Formation and Evolution of Spinel Anorthosite on the Moon: Experiment and Observation on Lunar Highland Meteorites Dhofar 025, Dhofar 311, and NWA 11303
摘要
The discovery of a new type of rock on the lunar surface, spinel anorthosite, has prompted interest to the petrogenesis of spinel-bearing rocks. We searched for and studied Mg–Al spinel in lunar highland meteorites Dhofar 025, Dhofar 311, and NWA 11303 and experimentally modeled spinel anorthosite formation as a result of equilibrium crystallization of possible post-impact melts of troctolite and troctolitic anorthosite. It was established that the impact-induced formation of spinel anorthosite requires rapid crystallization of troctolitic anorthosite melt. Spinel is mainly present in the meteorites as monomineralic fragments produced by rock disintegration during impact processes.
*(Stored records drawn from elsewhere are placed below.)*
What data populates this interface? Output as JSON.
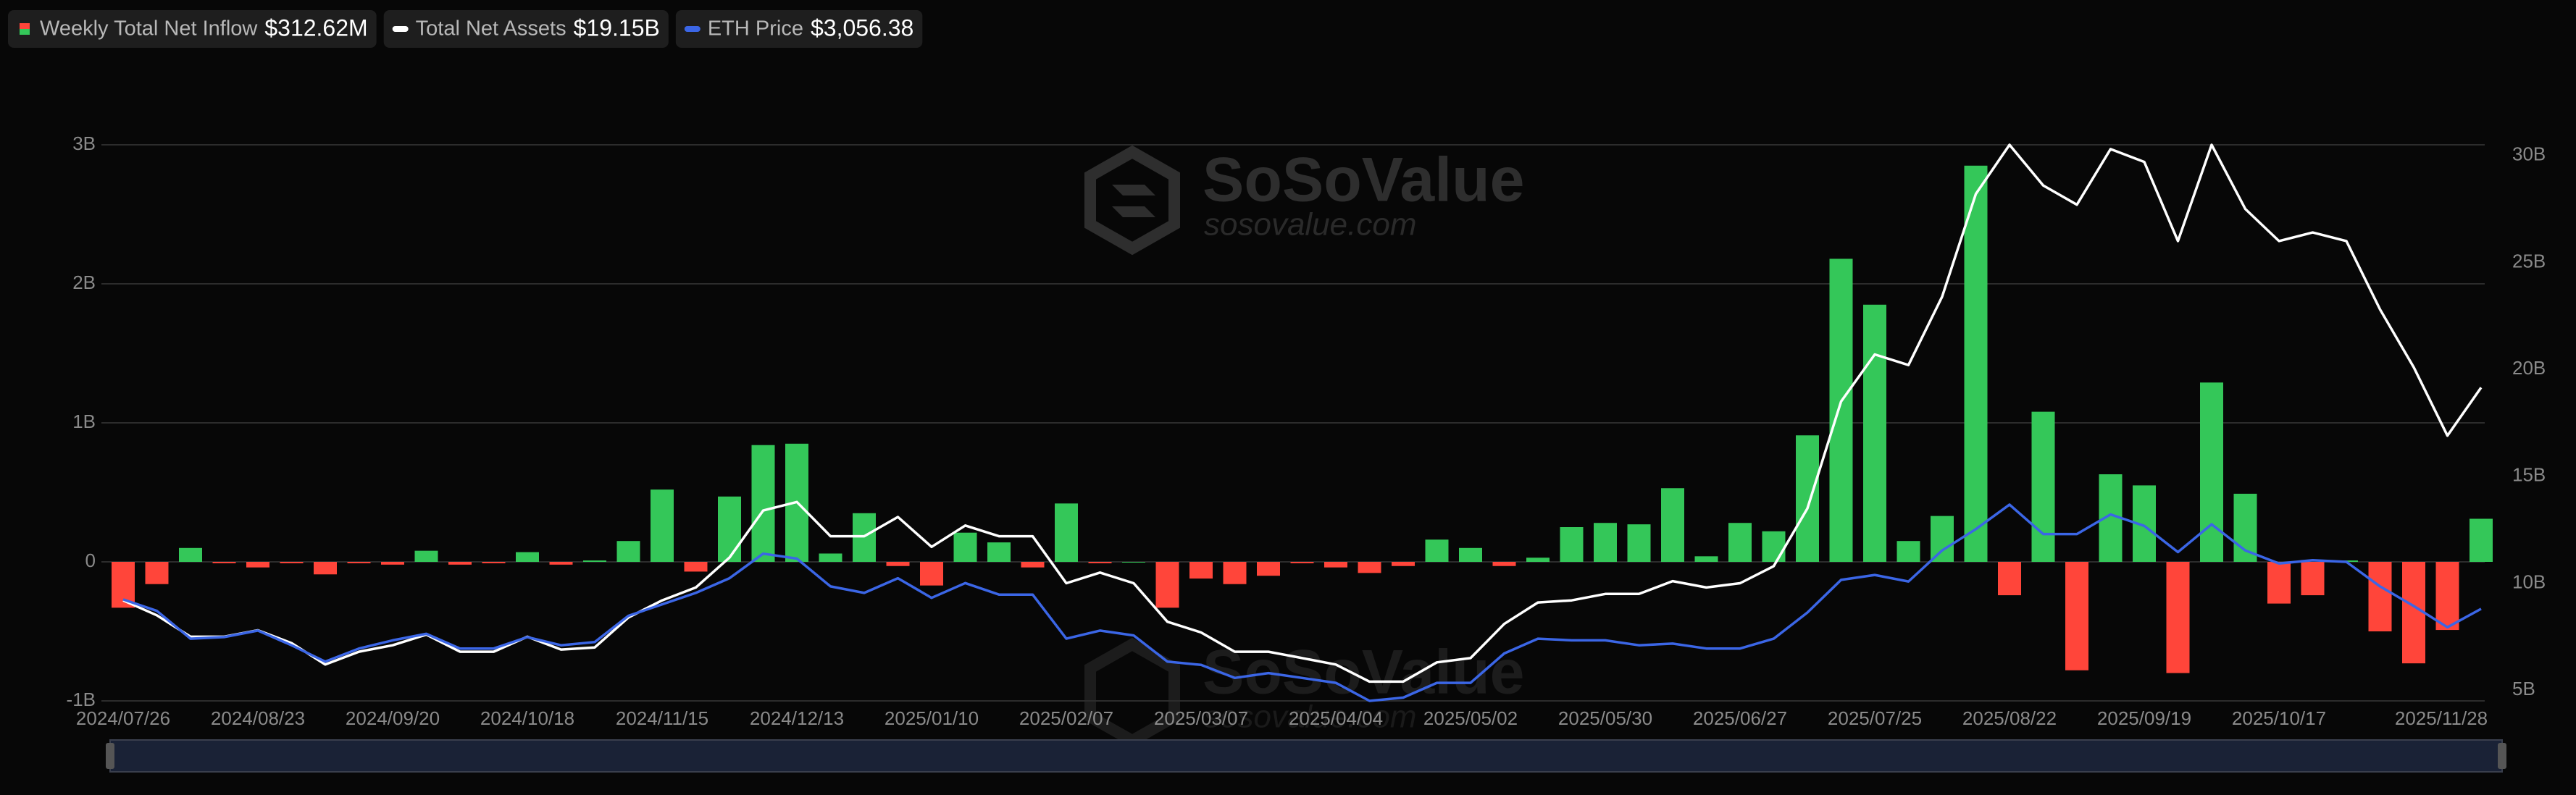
{
  "chart_data": {
    "type": "combo",
    "watermark": {
      "brand": "SoSoValue",
      "site": "sosovalue.com"
    },
    "categories": [
      "2024/07/26",
      null,
      null,
      null,
      "2024/08/23",
      null,
      null,
      null,
      "2024/09/20",
      null,
      null,
      null,
      "2024/10/18",
      null,
      null,
      null,
      "2024/11/15",
      null,
      null,
      null,
      "2024/12/13",
      null,
      null,
      null,
      "2025/01/10",
      null,
      null,
      null,
      "2025/02/07",
      null,
      null,
      null,
      "2025/03/07",
      null,
      null,
      null,
      "2025/04/04",
      null,
      null,
      null,
      "2025/05/02",
      null,
      null,
      null,
      "2025/05/30",
      null,
      null,
      null,
      "2025/06/27",
      null,
      null,
      null,
      "2025/07/25",
      null,
      null,
      null,
      "2025/08/22",
      null,
      null,
      null,
      "2025/09/19",
      null,
      null,
      null,
      "2025/10/17",
      null,
      null,
      null,
      null,
      null,
      "2025/11/28"
    ],
    "series": [
      {
        "name": "Weekly Total Net Inflow",
        "type": "bar",
        "legend_value": "$312.62M",
        "color": "#34c759",
        "negative_color": "#ff453a",
        "values": [
          -0.33,
          -0.16,
          0.1,
          -0.01,
          -0.04,
          -0.01,
          -0.09,
          -0.01,
          -0.02,
          0.08,
          -0.02,
          -0.01,
          0.07,
          -0.02,
          0.01,
          0.15,
          0.52,
          -0.07,
          0.47,
          0.84,
          0.85,
          0.06,
          0.35,
          -0.03,
          -0.17,
          0.21,
          0.14,
          -0.04,
          0.42,
          -0.01,
          0.0,
          -0.33,
          -0.12,
          -0.16,
          -0.1,
          -0.01,
          -0.04,
          -0.08,
          -0.03,
          0.16,
          0.1,
          -0.03,
          0.03,
          0.25,
          0.28,
          0.27,
          0.53,
          0.04,
          0.28,
          0.22,
          0.91,
          2.18,
          1.85,
          0.15,
          0.33,
          2.85,
          -0.24,
          1.08,
          -0.78,
          0.63,
          0.55,
          -0.8,
          1.29,
          0.49,
          -0.3,
          -0.24,
          0.01,
          -0.5,
          -0.73,
          -0.49,
          0.31
        ]
      },
      {
        "name": "Total Net Assets",
        "type": "line",
        "axis": "y2",
        "legend_value": "$19.15B",
        "color": "#ffffff",
        "values": [
          9.2,
          8.5,
          7.5,
          7.5,
          7.8,
          7.2,
          6.2,
          6.8,
          7.1,
          7.6,
          6.8,
          6.8,
          7.5,
          6.9,
          7.0,
          8.4,
          9.2,
          9.8,
          11.2,
          13.4,
          13.8,
          12.2,
          12.2,
          13.1,
          11.7,
          12.7,
          12.2,
          12.2,
          10.0,
          10.5,
          10.0,
          8.2,
          7.7,
          6.8,
          6.8,
          6.5,
          6.2,
          5.4,
          5.4,
          6.3,
          6.5,
          8.1,
          9.1,
          9.2,
          9.5,
          9.5,
          10.1,
          9.8,
          10.0,
          10.8,
          13.5,
          18.5,
          20.7,
          20.2,
          23.4,
          28.2,
          30.5,
          28.6,
          27.7,
          30.3,
          29.7,
          26.0,
          30.5,
          27.5,
          26.0,
          26.4,
          26.0,
          22.8,
          20.1,
          16.9,
          19.15
        ]
      },
      {
        "name": "ETH Price",
        "type": "line",
        "axis": "y3",
        "legend_value": "$3,056.38",
        "color": "#3b66e6",
        "values": [
          3205,
          3024,
          2584,
          2610,
          2713,
          2480,
          2221,
          2428,
          2558,
          2661,
          2428,
          2428,
          2610,
          2480,
          2532,
          2946,
          3127,
          3308,
          3541,
          3929,
          3852,
          3412,
          3308,
          3541,
          3231,
          3464,
          3282,
          3282,
          2584,
          2713,
          2636,
          2221,
          2170,
          1963,
          2040,
          1963,
          1885,
          1600,
          1652,
          1885,
          1885,
          2351,
          2584,
          2558,
          2558,
          2480,
          2506,
          2428,
          2428,
          2584,
          2998,
          3515,
          3593,
          3489,
          3981,
          4318,
          4706,
          4240,
          4240,
          4551,
          4369,
          3955,
          4395,
          3981,
          3774,
          3826,
          3800,
          3412,
          3101,
          2765,
          3056.38
        ]
      }
    ],
    "ylim": [
      -1,
      3
    ],
    "yticks": [
      {
        "value": -1,
        "label": "-1B"
      },
      0,
      {
        "value": 1,
        "label": "1B"
      },
      {
        "value": 2,
        "label": "2B"
      },
      {
        "value": 3,
        "label": "3B"
      }
    ],
    "y2lim": [
      4.5,
      30.5
    ],
    "y2ticks": [
      {
        "value": 5,
        "label": "5B"
      },
      {
        "value": 10,
        "label": "10B"
      },
      {
        "value": 15,
        "label": "15B"
      },
      {
        "value": 20,
        "label": "20B"
      },
      {
        "value": 25,
        "label": "25B"
      },
      {
        "value": 30,
        "label": "30B"
      }
    ],
    "y3lim": [
      1600,
      10400
    ],
    "grid": true
  }
}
Such rocks are spinel-containing troctolites and, possibly, deep-seated rocks of the lunar crust, known as spinel cataclasites, which are present as fragments in Dhofar 025 and Dhofar 311. A single fragment of spinel anorthosite was found in NWA 11303, but it differs in mineralogy from the rocks that were predicted from the Chandrayaan-1 orbital spectral data. The similarity of spinel compositions from different rock types does not allow us to identify reliably the sources of Mg–Al spinel fragments in lunar breccias. The investigation of the mineral composition and structural features made it possible to trace the main stages of the evolution of spinel-bearing mineral assemblages in impact melts of highland composition, which are manifested in shock-induced melting at grain boundaries, development of rims at the contact of spinel fragments with impact melt, and formation of rounded zonal grains at the final stage.